Anleihen: Ausgang ungewiss



Mit dem verschärften politischen Tönen zwischen den Vereinigten Staaten und Nordkorea rückt das Sicherheitsbedürfnis bei Anlegern in den Vordergrund und beflügelt die Nachfrage nach Bonds bonitätsstarker Länder.
11. August 2017. FRANKFURT (Börse Frankfurt). Verunsicherung hinsichtlich der möglichen Folgen des verbalen Schlagabtauschs zwischen Donald Trump und Nordkoreas Staatschef Kim Jong-un ist das vorherrschende Thema im Bond-Handel. "Das Sicherheitsbedürfnis hat zugenommen ", beschreibt Arthur Brunner von der ICF Bank mit Blick auf den Anstieg beim Euro-Bund-Future. Die höhere Nachfrage nach zehnjährigen Bundesanleihen habe ihre Rendite auf 0,39 Prozent gedrückt. "Besser schnitten in Europa lediglich Schweizer Staatsanleihen und britische Gilts ab."

Von technischer Seite steht nach Auffassung von Viola Julien von der HSBC einer Fortsetzung der seit Anfang Juli stattfinden Erholungsbewegung beim hiesigen Rentenbarometer wenig entgegen, zumal auch die Indikatoren weiterhin Kaufsignale lieferten. Einzig der auf niedrigem Niveau seitwärts laufende ADX weise auf eine geringe Trendstärke hin. "Entscheidend ist nun, einen Rückfall unter 163,48 Prozent zu vermeiden." Am Mittag notiert der Euro-Bund-Future bei 164,58 Prozent.

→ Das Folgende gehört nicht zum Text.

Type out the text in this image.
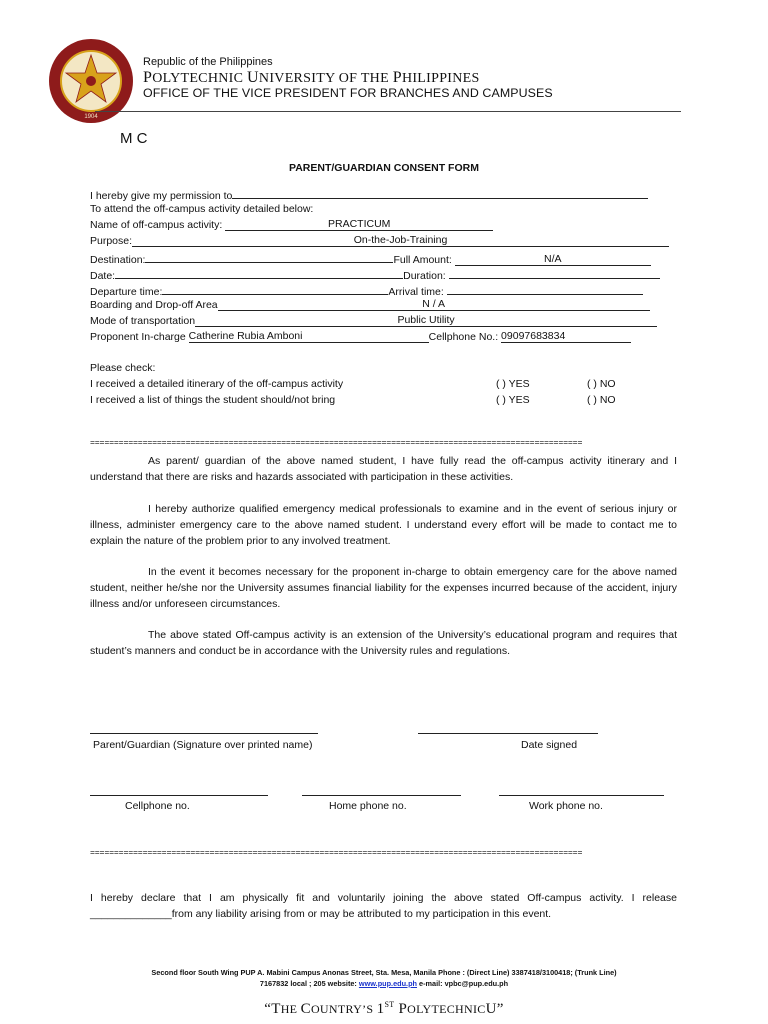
1904
Republic of the Philippines
POLYTECHNIC UNIVERSITY OF THE PHILIPPINES
OFFICE OF THE VICE PRESIDENT FOR BRANCHES AND CAMPUSES
M C
PARENT/GUARDIAN CONSENT FORM
I hereby give my permission to
To attend the off-campus activity detailed below:
Name of off-campus activity:	PRACTICUM
Purpose:	On-the-Job-Training
Destination:	Full Amount:	N/A
Date:	Duration:
Departure time:	Arrival time:
Boarding and Drop-off Area	N / A
Mode of transportation	Public Utility
Proponent In-charge Catherine Rubia Amboni	Cellphone No.: 09097683834
Please check:
I received a detailed itinerary of the off-campus activity	( ) YES	( ) NO
I received a list of things the student should/not bring	( ) YES	( ) NO
=======================================================================================================
As parent/ guardian of the above named student, I have fully read the off-campus activity itinerary and I understand that there are risks and hazards associated with participation in these activities.
I hereby authorize qualified emergency medical professionals to examine and in the event of serious injury or illness, administer emergency care to the above named student. I understand every effort will be made to contact me to explain the nature of the problem prior to any involved treatment.
In the event it becomes necessary for the proponent in-charge to obtain emergency care for the above named student, neither he/she nor the University assumes financial liability for the expenses incurred because of the accident, injury illness and/or unforeseen circumstances.
The above stated Off-campus activity is an extension of the University’s educational program and requires that student’s manners and conduct be in accordance with the University rules and regulations.
Parent/Guardian (Signature over printed name)	Date signed
Cellphone no.	Home phone no.	Work phone no.
=======================================================================================================
I hereby declare that I am physically fit and voluntarily joining the above stated Off-campus activity. I release ______________from any liability arising from or may be attributed to my participation in this event.
Second floor South Wing PUP A. Mabini Campus Anonas Street, Sta. Mesa, Manila Phone : (Direct Line) 3387418/3100418; (Trunk Line)
7167832 local ; 205 website: www.pup.edu.ph e-mail: vpbc@pup.edu.ph
“THE COUNTRY’S 1ST POLYTECHNICU”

Chinas Engagement auschlaggebend

Robert Halver geht davon aus, dass es nicht zu einer militärischen Eskalation kommen wird, da beide Seiten sich der fatalen Konsequenzen bewusst seien. Würde Kim Jong-un scharf schießen, wäre dies gleichzeitig sein persönliches Ende. Und ein politischer Selbstmörder ist der nordkoreanische Diktator nicht, wie der Baader Bank-Analyst feststellt. Allerdings sei, auch wenn es schwerfalle, eine sorgsamere Wortwahl vonseiten Trumps dringend erforderlich. Eine verbale Abrüstung würde dem nordkoreanischen Machthaber ermöglichen, sein Gesicht zu wahren. "Wie man das macht, zeigt im Moment Außenminister Tillerson."
 

Eine diplomatische Lösung für den Konflikt liege auch in Pekings Hand. Ein erster wichtiger Schritt wäre die Wiederaufnahme der Gespräche zwischen Nordkorea sowie Südkorea, China, Russland, Japan und den Vereinigten Staaten. China habe aufgrund seiner geostrategischen Lage am meisten zu verlieren. "Ein Zusammenbruch des nordkoreanischen Regimes mit nachfolgender asiatischer Flüchtlingskrise könnte den sozialen Frieden im Reich der Mitte bedrohen", begründet Halver. Zudem sei Nordkorea ein wichtiger strategischer Puffer. Solange Nordkorea existiere, stünden bislang in Südkorea stationierte US-Soldaten nicht direkt an der chinesischen Grenze.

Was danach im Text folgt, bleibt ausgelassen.